For glaucoma surgery, the literature recommended that aspirin and clopidogrel be discontinued when the drugs are monotherapy for primary prevention, but they can be continued for secondary prevention of cardiovascular diseases. P2Y12 receptor inhibitors should be discontinued if used as dual antiplatelet therapy.

However, the risks and benefits of continuation of antiplatelet agents need special consideration in neovascular glaucoma and high IOP.

The investigators emphasized, “It is also important to consider and recognise that, intraoperative and post-operative haemorrhagic complications in glaucoma, especially if sustained or prolonged, can cause severe visual loss due to high pressure in already compromised optic nerves. Anticoagulants should be discontinued with consideration for bridging therapy depending on patient’s risk factors.”

For vitreoretinal surgery, the literature results were considered controversial.

“The recommendations for peri-operative management is [sic] similar to that for glaucoma surgery. Anti-thrombotic agents are to be discontinued where possible and to be cautious of these agents in the presence of neovascular retinal diseases,” the study reported.

For oculoplastic and lacrimal surgery, procedures that are carried out posterior to the orbital septum and deep orbital surgery are associated with potentially sight-threatening hemorrhagic complications, and lacrimal surgery also is considered a high-risk procedure.
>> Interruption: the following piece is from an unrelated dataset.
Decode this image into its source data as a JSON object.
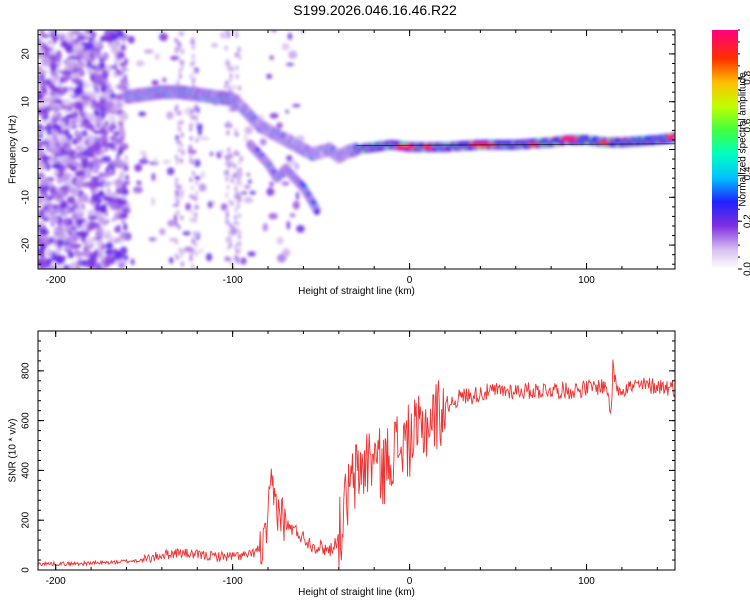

Procedures that are performed anterior to the orbital septum are considered low risk.

The authors stated: “Expert groups on oculoplastic surgery recommend stopping anti-thrombotic agents during blepharoplasty, lacrimal surgery and deep orbital surgery as these are considered high risk for sight-threatening haemorrhagic complications.”
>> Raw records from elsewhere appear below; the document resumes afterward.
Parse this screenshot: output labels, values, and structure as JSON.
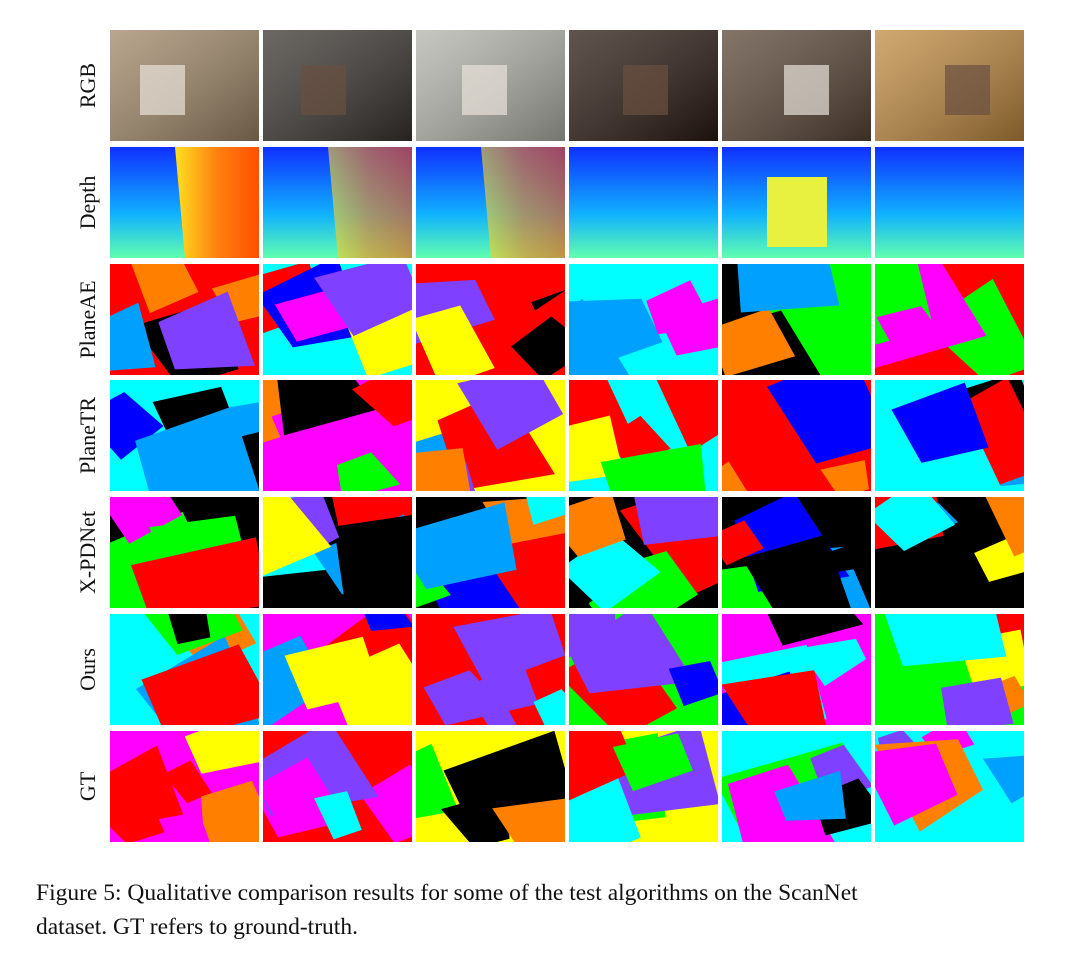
{
  "figure": {
    "rows": [
      "RGB",
      "Depth",
      "PlaneAE",
      "PlaneTR",
      "X-PDNet",
      "Ours",
      "GT"
    ]
  },
  "caption": {
    "lines": [
      "Figure 5: Qualitative comparison results for some of the test algorithms on the ScanNet",
      "dataset. GT refers to ground-truth."
    ]
  }
}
For strabismus surgery, the recommendations are similar to those for glaucoma and vitreoretinal surgeries.

For corneal surgery, no evidence was found.

Hemorrhagic complications were reported in all groups.

Study recommendations

The authors proposed their pathway for managing patients taking antithrombotic drugs.
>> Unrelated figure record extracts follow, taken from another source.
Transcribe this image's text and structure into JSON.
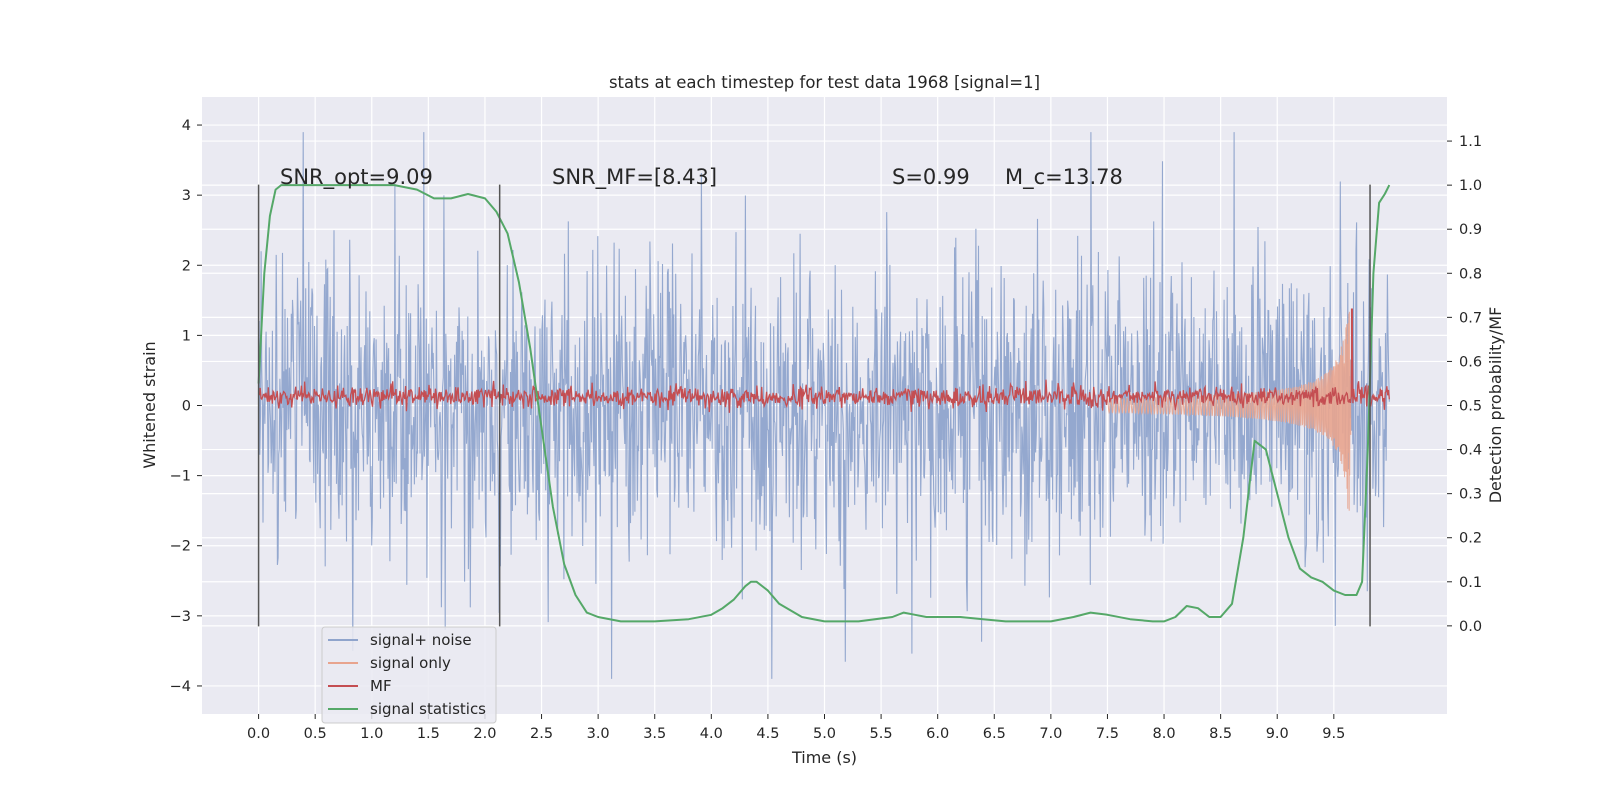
{
  "chart_data": {
    "type": "line",
    "title": "stats at each timestep for test data 1968 [signal=1]",
    "xlabel": "Time (s)",
    "ylabel_left": "Whitened strain",
    "ylabel_right": "Detection probability/MF",
    "xlim": [
      -0.5,
      10.5
    ],
    "ylim_left": [
      -4.4,
      4.4
    ],
    "ylim_right": [
      -0.2,
      1.2
    ],
    "x_ticks": [
      "0.0",
      "0.5",
      "1.0",
      "1.5",
      "2.0",
      "2.5",
      "3.0",
      "3.5",
      "4.0",
      "4.5",
      "5.0",
      "5.5",
      "6.0",
      "6.5",
      "7.0",
      "7.5",
      "8.0",
      "8.5",
      "9.0",
      "9.5"
    ],
    "y_ticks_left": [
      "4",
      "3",
      "2",
      "1",
      "0",
      "−1",
      "−2",
      "−3",
      "−4"
    ],
    "y_ticks_right": [
      "1.1",
      "1.0",
      "0.9",
      "0.8",
      "0.7",
      "0.6",
      "0.5",
      "0.4",
      "0.3",
      "0.2",
      "0.1",
      "0.0"
    ],
    "grid": true,
    "legend_position": "lower-left",
    "annotations": [
      {
        "text": "SNR_opt=9.09",
        "x": 0.2,
        "y": 3.2
      },
      {
        "text": "SNR_MF=[8.43]",
        "x": 2.6,
        "y": 3.2
      },
      {
        "text": "S=0.99",
        "x": 5.6,
        "y": 3.2
      },
      {
        "text": "M_c=13.78",
        "x": 6.6,
        "y": 3.2
      }
    ],
    "vertical_markers_x": [
      0.0,
      2.13,
      9.82
    ],
    "series": [
      {
        "name": "signal+ noise",
        "color": "#8fa4cc",
        "axis": "left",
        "description_stats": {
          "x_range": [
            0.0,
            9.99
          ],
          "typical_band": [
            -1.3,
            1.3
          ],
          "peak_range": [
            -4.0,
            4.0
          ]
        }
      },
      {
        "name": "signal only",
        "color": "#e8a48e",
        "axis": "left",
        "chirp": {
          "x_start": 7.5,
          "x_merger": 9.65,
          "amp_start": 0.1,
          "amp_peak": 1.5
        }
      },
      {
        "name": "MF",
        "color": "#c44e52",
        "axis": "right",
        "baseline": 0.52,
        "spike": {
          "x": 9.66,
          "y": 0.72
        }
      },
      {
        "name": "signal statistics",
        "color": "#55a868",
        "axis": "right",
        "x": [
          0.0,
          0.05,
          0.1,
          0.15,
          0.2,
          0.4,
          0.8,
          1.2,
          1.4,
          1.55,
          1.7,
          1.85,
          2.0,
          2.1,
          2.2,
          2.3,
          2.4,
          2.5,
          2.6,
          2.7,
          2.8,
          2.9,
          3.0,
          3.2,
          3.5,
          3.8,
          4.0,
          4.1,
          4.2,
          4.3,
          4.35,
          4.4,
          4.5,
          4.6,
          4.8,
          5.0,
          5.3,
          5.6,
          5.7,
          5.8,
          5.9,
          6.0,
          6.2,
          6.4,
          6.6,
          7.0,
          7.2,
          7.35,
          7.5,
          7.7,
          7.9,
          8.0,
          8.1,
          8.2,
          8.3,
          8.4,
          8.5,
          8.6,
          8.7,
          8.8,
          8.9,
          9.0,
          9.1,
          9.2,
          9.3,
          9.4,
          9.5,
          9.6,
          9.7,
          9.75,
          9.8,
          9.85,
          9.9,
          9.95,
          9.99
        ],
        "y": [
          0.55,
          0.8,
          0.93,
          0.99,
          1.0,
          1.0,
          1.0,
          1.0,
          0.99,
          0.97,
          0.97,
          0.98,
          0.97,
          0.94,
          0.89,
          0.78,
          0.63,
          0.45,
          0.27,
          0.14,
          0.07,
          0.03,
          0.02,
          0.01,
          0.01,
          0.015,
          0.025,
          0.04,
          0.06,
          0.09,
          0.1,
          0.1,
          0.08,
          0.05,
          0.02,
          0.01,
          0.01,
          0.02,
          0.03,
          0.025,
          0.02,
          0.02,
          0.02,
          0.015,
          0.01,
          0.01,
          0.02,
          0.03,
          0.025,
          0.015,
          0.01,
          0.01,
          0.02,
          0.045,
          0.04,
          0.02,
          0.02,
          0.05,
          0.2,
          0.42,
          0.4,
          0.3,
          0.2,
          0.13,
          0.11,
          0.1,
          0.08,
          0.07,
          0.07,
          0.1,
          0.4,
          0.8,
          0.96,
          0.98,
          1.0
        ]
      }
    ]
  }
}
For low-risk procedures (sub-Tenon/topical cataract, corneal, chalazion, eyelid cyst/lesion removal, and strabismus surgeries), antiplatelets can be continued. For anticoagulants, the INR should be check on the surgical day and warfarin continued if within the therapeutic range; the DOAC dose is stopped 2 days preoperatively (depending on renal function) and restarted 1-2 days postoperatively if adequate hemostasis is achieved.

For high-risk procedures (peri/retrobulbar anesthesia, glaucoma, vitreoretinal (pars plana vitrectomy), vitreoretinal procedures [oncology: endoresection, biopsy of intraocular tumors, plaques/markers], oculoplastics [blepharoplasty, post-septal eyelid surgery], and temporal artery biopsy surgeries], antiplatelets are stopped 7 days preoperatively but continued in high-risk patients.

Prasugrel, a platelet-aggregation inhibitor [Effent in the US; Efent in the European Union] is stopped 7 days preoperatively, and Ticagrelor, [a platelet-aggregation inhibitor] 5 days preoperatively. For the anticoagulants (warfarin), the local anticoagulant service should be informed at the time of listing. If low risk (e.g., non-valvular atrial fibrillation), warfarin should be stopped 2 days preoperatively, the INR is checked on the surgical day, and continued if <2. Re-start on evening of surgery. If high risk, discuss with physician. For the DOACs, the recommended action is the same as for low-risk procedures.

In conclusion, the authors emphasized the importance of considering the indications for anti-thrombotic agents and the risk of thromboembolic events and hemorrhagic complications depending on the patient and surgery. Bridging anticoagulation should be considered when oral anticoagulants are discontinued.

“The most appropriate surgical procedure should be offered to the patient depending on the risk of haemorrhage perioperatively when anti-thrombotic agents are continued. When urgent surgery is required or when a patient’s case is complex, it is important to take a multidisciplinary approach to the perioperative management of anti-thrombotic agents,” they said.